Assist irrigation efficiency goals by supporting research to help farmers measure irrigation performance outcomes rather than total water utilized.

For example, the Stewardship Index for Specialty Crops, a collaborative initiative of farmers, environmental groups, and other stakeholders, is considering an on-farm water use efficiency metric that combines different metrics to encourage the best outcomes.

Raising Awareness of Opportunities to Reduce GHG Emissions.

Promote GHG-Reducing Practices that have Demonstrated Cost-Savings Potential.

Agriculture Leaders

Partner with local nonprofit organizations and research groups to promote innovative practices.

For example, the Conservation Tillage Workgroup, a project of UC Davis, researches the most cost-effective and sustainable methods of farming and shares the best practices on its website. This type of project and others like it should serve as a model for information sharing and promotion.

Agriculture Leaders

Persuade policymakers to develop and implement a program to provide funding and technical assistance for farmers who comply with standards that promote environmentally and economically sustainable practices.

Such a program in California and throughout the nation could encourage agricultural businesses to adopt cutting-edge techniques for reducing GHG emissions. It could also serve as a vehicle to promote these methods to farmers and ranchers.
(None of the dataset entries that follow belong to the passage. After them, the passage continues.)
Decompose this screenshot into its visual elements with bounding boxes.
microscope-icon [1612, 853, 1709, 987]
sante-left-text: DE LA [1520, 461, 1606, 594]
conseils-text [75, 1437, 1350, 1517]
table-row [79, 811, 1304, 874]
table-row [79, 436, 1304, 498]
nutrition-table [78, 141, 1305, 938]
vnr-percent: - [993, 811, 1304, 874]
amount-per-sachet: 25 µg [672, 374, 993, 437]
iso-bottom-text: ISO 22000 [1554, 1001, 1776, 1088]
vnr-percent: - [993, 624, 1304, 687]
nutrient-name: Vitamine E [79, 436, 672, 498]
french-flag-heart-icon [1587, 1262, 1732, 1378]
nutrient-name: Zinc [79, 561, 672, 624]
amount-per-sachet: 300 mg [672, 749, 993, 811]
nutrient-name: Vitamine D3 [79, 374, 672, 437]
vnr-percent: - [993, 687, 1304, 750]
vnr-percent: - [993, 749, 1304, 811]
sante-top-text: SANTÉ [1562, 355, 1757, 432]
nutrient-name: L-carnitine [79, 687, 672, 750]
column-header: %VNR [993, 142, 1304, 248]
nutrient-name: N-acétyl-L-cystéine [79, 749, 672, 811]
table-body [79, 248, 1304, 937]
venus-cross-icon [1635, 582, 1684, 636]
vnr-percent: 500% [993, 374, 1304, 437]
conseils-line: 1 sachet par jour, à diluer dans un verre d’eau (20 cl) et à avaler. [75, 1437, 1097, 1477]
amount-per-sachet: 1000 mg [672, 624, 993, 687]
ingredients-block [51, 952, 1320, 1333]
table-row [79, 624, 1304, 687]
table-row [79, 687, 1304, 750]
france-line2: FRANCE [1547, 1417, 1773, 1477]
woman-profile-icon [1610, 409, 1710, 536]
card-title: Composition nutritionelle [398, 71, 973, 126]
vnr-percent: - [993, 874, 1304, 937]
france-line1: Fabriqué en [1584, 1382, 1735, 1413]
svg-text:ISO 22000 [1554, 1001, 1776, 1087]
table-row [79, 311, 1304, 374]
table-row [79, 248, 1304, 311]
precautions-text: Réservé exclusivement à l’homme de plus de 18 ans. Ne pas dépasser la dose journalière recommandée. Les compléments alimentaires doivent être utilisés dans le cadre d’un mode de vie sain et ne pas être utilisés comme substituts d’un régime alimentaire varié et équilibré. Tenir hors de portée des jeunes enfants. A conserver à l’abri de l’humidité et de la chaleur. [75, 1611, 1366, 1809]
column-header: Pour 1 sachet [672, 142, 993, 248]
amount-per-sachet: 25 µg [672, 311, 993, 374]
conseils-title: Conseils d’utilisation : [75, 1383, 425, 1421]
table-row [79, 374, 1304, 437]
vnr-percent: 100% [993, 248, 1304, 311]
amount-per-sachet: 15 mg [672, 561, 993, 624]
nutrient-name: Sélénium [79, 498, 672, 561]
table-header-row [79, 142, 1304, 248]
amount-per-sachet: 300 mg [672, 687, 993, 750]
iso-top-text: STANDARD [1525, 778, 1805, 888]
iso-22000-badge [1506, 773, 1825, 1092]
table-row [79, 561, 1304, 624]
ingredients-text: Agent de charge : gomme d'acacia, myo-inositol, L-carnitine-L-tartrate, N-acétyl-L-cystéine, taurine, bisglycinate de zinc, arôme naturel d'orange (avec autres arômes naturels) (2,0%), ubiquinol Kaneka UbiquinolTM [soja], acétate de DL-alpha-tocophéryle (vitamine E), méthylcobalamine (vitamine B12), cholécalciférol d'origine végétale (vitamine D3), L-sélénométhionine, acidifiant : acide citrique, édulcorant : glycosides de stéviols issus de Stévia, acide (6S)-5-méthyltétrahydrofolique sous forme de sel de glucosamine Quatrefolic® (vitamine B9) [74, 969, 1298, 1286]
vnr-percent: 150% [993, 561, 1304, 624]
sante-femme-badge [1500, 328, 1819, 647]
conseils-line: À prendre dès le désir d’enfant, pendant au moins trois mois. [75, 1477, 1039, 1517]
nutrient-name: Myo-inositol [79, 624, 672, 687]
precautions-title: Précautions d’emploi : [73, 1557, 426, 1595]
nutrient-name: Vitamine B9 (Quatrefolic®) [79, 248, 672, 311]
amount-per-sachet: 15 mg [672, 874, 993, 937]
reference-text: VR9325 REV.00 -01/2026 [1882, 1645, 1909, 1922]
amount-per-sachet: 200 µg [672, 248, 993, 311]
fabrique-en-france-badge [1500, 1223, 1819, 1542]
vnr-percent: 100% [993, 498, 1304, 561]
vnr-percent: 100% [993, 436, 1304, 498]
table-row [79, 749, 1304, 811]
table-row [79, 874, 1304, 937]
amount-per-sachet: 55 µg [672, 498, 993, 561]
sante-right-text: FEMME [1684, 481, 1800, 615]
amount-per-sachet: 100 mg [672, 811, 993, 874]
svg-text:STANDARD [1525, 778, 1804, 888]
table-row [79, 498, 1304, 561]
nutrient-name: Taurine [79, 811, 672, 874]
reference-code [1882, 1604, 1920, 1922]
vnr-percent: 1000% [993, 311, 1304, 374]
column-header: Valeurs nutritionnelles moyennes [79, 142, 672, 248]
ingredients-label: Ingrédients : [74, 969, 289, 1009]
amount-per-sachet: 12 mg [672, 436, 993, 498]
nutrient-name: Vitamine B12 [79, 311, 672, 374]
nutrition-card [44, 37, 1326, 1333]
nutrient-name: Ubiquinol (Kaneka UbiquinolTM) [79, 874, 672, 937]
Climate Change Advocates & Agriculture Leaders

Lobby the government to implement an insurance program to cover farmers in case of losses from new GHG-fighting technologies and practices.

The program would be funded by insurance premiums and function similar to a crop insurance program. This safety net may encourage farmers to adopt innovative technologies and practices without fear of significant losses.

Agriculture Leaders

Promote climate-friendly practices and production.

Agriculture marketers should develop an environmentally-conscious marketplace for each commodity. Many agriculture leaders cite the role that winemakers and grape growers played in making sustainable growing practices a selling point for wine. Other commodity growers can take similar steps to market their products as climate-friendly based on their growing practices.

“California Air Resources Board estimates for California agriculture GHG emissions would be substantially higher if the agency included emissions from the production of fertilizers and pesticides and from energy use associated with water pumping."